Dans une de ses dernières notes le talentueux Jim Paulsen, stratégiste de Wells Capital Management, s'attaque à un des concepts les plus controversés de l'économie: la productivité, américaine en l'occurrence.(1)
Il ne s'agit pas de théoriser sur ce sujet. Il est depuis longtemps admis, il est vrai de manière très simplificatrice, que c'est son addition au taux de croissance de la population active qui détermine le potentiel de croissance économique à long terme. Plus récemment on a découvert que, malgré les craintes, la productivité favorise la création de richesse et on ne détruit plus les métiers à tisser pour préserver les emplois des ouvriers du textile ! On s'est également aperçu qu'ainsi, plus forts sont les gains de productivité, plus grandes sont les chances de concilier les intérêts des travailleurs comme ceux des actionnaires. C'est ainsi que la croissance peut se développer en limitant les risques de surchauffe et améliorer la visibilité comme la longueur des phases de développement, créant par là même les conditions les plus favorables pour le marché financier.

Au delà de ce paysage idéal il demeure que la mesure et encore plus l'anticipation de la productivité restent un casse-tête tant les impactent évolutions technologiques et réglementaires, niveau de formation des salariés et même qualité du consensus social dans l'entreprise.

Tout cela paraît incontestable mais c'est probablement l'investissement qui en est le moteur principal, au delà des progrès de l'organisation du travail ou de la motivation de la main d'œuvre, puisque c'est par lui que se transfère l'innovation technologique dans le processus productif.

Et c'est là que le bât blesse, après la bosse d'investissements, tant publics que privés(2) de la deuxième partie des années quatre-vingt-dix, ces derniers n'ont cessé de ralentir au cours des quinze dernières années. Ils se sont alors tenus en permanence en retrait de leur tendance de long terme constatée depuis la guerre. De même la productivité qui avait pu engranger dans les premières années 2000 les retombées du boom technologique de la décennie précédente, s'est progressivement étiolée au dessous de sa tendance long terme, sans le moindre rebond à ce jour.

La problématique pour ce qui est du marché financier est simple.

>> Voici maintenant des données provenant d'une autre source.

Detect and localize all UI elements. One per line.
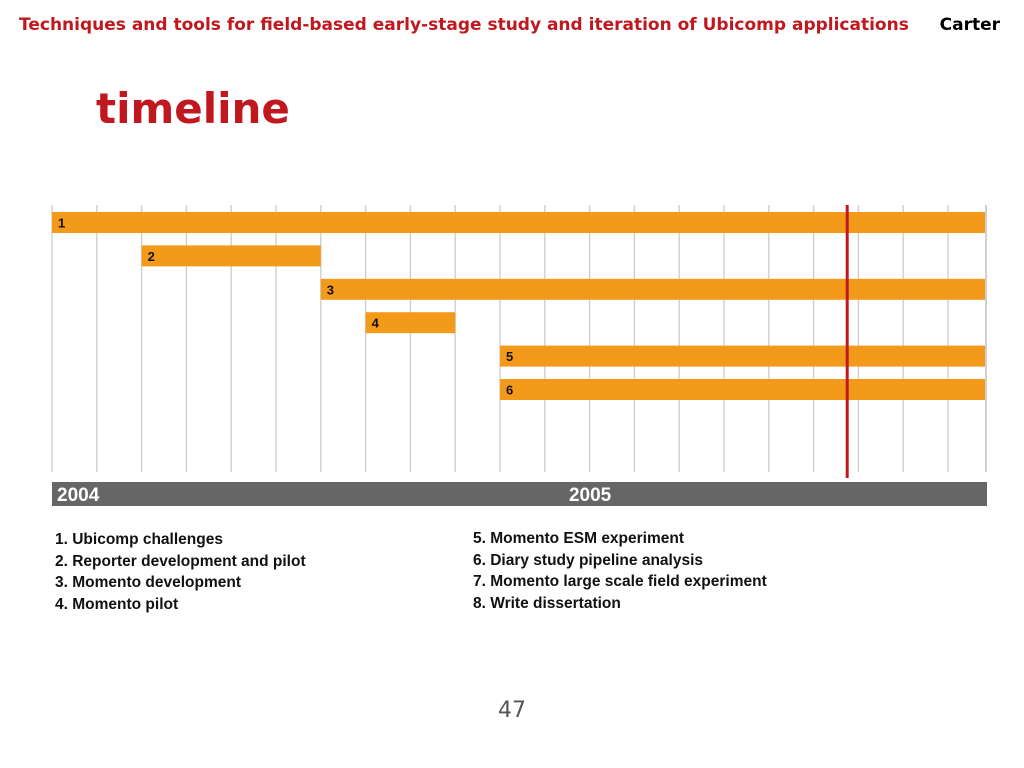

Porté par la reconstitution des marges depuis 2010, par l'inépuisable générosité de la banque centrale ( au moins jusqu'à ces derniers mois) qui a enlevé tout attrait aux produits de taux, le marché américain des actions a triplé depuis le plus bas de mars 2009. Aveuglant aujourd'hui, ce découplage des actions par rapport à la productivité s'est amorcé dés le milieu des années quatre-vingt, un resserrement fugitif des deux trends s'étant opéré dans les toutes premières années 2000 du fait de la pointe de productivité entraînée par le boom du Net.
Les derniers mois de 2014 ont marqué, au delà de considérables progrès sur le plan de l'emploi et de la croissance globale du PIB, un début de rétablissement dans deux domaines majeurs:
- c'est en effet au quatrième trimestre que pour la première fois depuis le début de la crise la progression du crédit bancaire a devancé l'évolution de la masse monétaire, ce qui veut dire que le système bancaire a cessé de thésauriser les avances de la banque centrale;
- enfin l'investissement global est reparti au dessus de son trend d'après guerre.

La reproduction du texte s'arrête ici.